Естественно, в то время я совершенно не представляла себе, как этот поразительный поворот событий может повлиять на мою личную судьбу. Мои дела, казалось, никогда ещё не обстояли так плохо, тем более что Белла очень быстро принялась рожать детей для своего мужа. Первыми были девочки, но, принимая во внимание удивительную плодовитость их матери, можно было в скором времени ожидать и появления наследников престола, призванных увековечить йоркистскую династию. Не имея ни денег, ни влиятельных друзей, ни оружия, я ничем не могла этому помешать. Однако я уже обладала тем, чего пока ещё не было у Беллы и Эдуарда, — своим собственным престолонаследником; отныне все надежды я возлагала на моего Эдуарда. В течение нескольких последующих лет я сосредоточила все свои усилия на том, чтобы, с помощью верного Фортескью, вырастить из моего сына настоящего мужчину, воспитать его в истинно королевском духе.

Люди, которым следовало бы знать что к чему, часто осуждают меня за то, что я поощряла воинственность в характере моего сына. Но посудите сами. Все мои несчастья, казалось, объяснялись полным отсутствием воинственности в характере мужа. Обладай он хоть десятой долей воинских доблестей его отца, десятой долей его силы и безжалостности, которые мог бы проявить в случае надобности, я бы до сих пор спокойно обитала в Вестминстере, и фактически и номинально оставаясь королевой Англии. Что до Солсбери, Уорика, Йорка и его сына, то их принудили бы к полному повиновению или казнили по обвинению в измене... а Белла по-прежнему оставалась бы моей дорогой подругой, и мы продолжали бы свои любовные игры. Но я оказалась изгнанницей, а потому не заслуживаю порицания за то, что стремилась построить своё будущее так, чтобы жажда мести сочеталась в нём с жаждой безопасности, спокойствия и власти.

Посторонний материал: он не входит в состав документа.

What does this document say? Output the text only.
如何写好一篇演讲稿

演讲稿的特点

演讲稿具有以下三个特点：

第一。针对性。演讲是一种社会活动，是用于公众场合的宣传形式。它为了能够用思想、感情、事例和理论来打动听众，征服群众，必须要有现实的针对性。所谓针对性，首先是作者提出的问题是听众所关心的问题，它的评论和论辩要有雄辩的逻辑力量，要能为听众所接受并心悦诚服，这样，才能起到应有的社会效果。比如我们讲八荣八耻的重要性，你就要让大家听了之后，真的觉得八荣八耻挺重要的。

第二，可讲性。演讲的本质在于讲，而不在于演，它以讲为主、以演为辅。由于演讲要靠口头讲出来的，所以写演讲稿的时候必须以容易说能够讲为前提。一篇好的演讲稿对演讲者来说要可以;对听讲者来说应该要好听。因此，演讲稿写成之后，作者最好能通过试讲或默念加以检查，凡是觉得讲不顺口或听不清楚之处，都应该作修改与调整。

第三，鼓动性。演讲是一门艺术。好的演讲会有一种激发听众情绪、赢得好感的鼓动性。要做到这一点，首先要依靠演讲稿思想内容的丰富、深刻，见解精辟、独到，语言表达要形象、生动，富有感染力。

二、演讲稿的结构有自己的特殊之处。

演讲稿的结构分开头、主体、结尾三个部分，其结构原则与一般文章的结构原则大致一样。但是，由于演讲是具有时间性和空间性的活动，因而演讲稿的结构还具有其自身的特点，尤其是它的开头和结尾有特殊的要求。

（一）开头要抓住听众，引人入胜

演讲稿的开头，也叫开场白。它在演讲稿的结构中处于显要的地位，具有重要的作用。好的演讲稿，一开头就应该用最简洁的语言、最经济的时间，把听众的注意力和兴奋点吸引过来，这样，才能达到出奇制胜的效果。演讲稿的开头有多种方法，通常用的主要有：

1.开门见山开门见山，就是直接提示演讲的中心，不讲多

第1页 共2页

По мере того как принц превращался в сильного, атлетически сложенного юношу, крепли и мои надежды. В то время я не искала никаких брачных союзов для своего сына. После смерти Марии Гельдернской договорённость о женитьбе принца на шотландской принцессе как бы сама собой отпала. Я не спешила снова затрагивать этот вопрос или начинать какие-либо новые переговоры. Я болезненно сознавала, что рискую получить резкий отпор в этих своих попытках, как это произошло с папа, когда он, сильно обедневший, подыскивал жениха для своей дочери. К тому же я хотела, чтобы ничто не отвлекало принца Эдуарда, от его решимости отвоевать своё законное наследство. Я даже не сватала ему кого-нибудь в любовницы, да он и не хотел этого. Единственным предметом, который он изучал, были военные кампании, единственными его игрушками — оружие и доспехи, а единственными друзьями — солдаты, которых я к нему приставила.

Открыто признаюсь, что я наблюдала за всем этим с полным спокойствием. Я постепенно продвигалась к своей цели. И не сомневалась, что, когда настанет нужное время, удастся подыскать подходящую партию, хотя даже в самых смелых мечтах не представляла себе, кто бы это мог быть.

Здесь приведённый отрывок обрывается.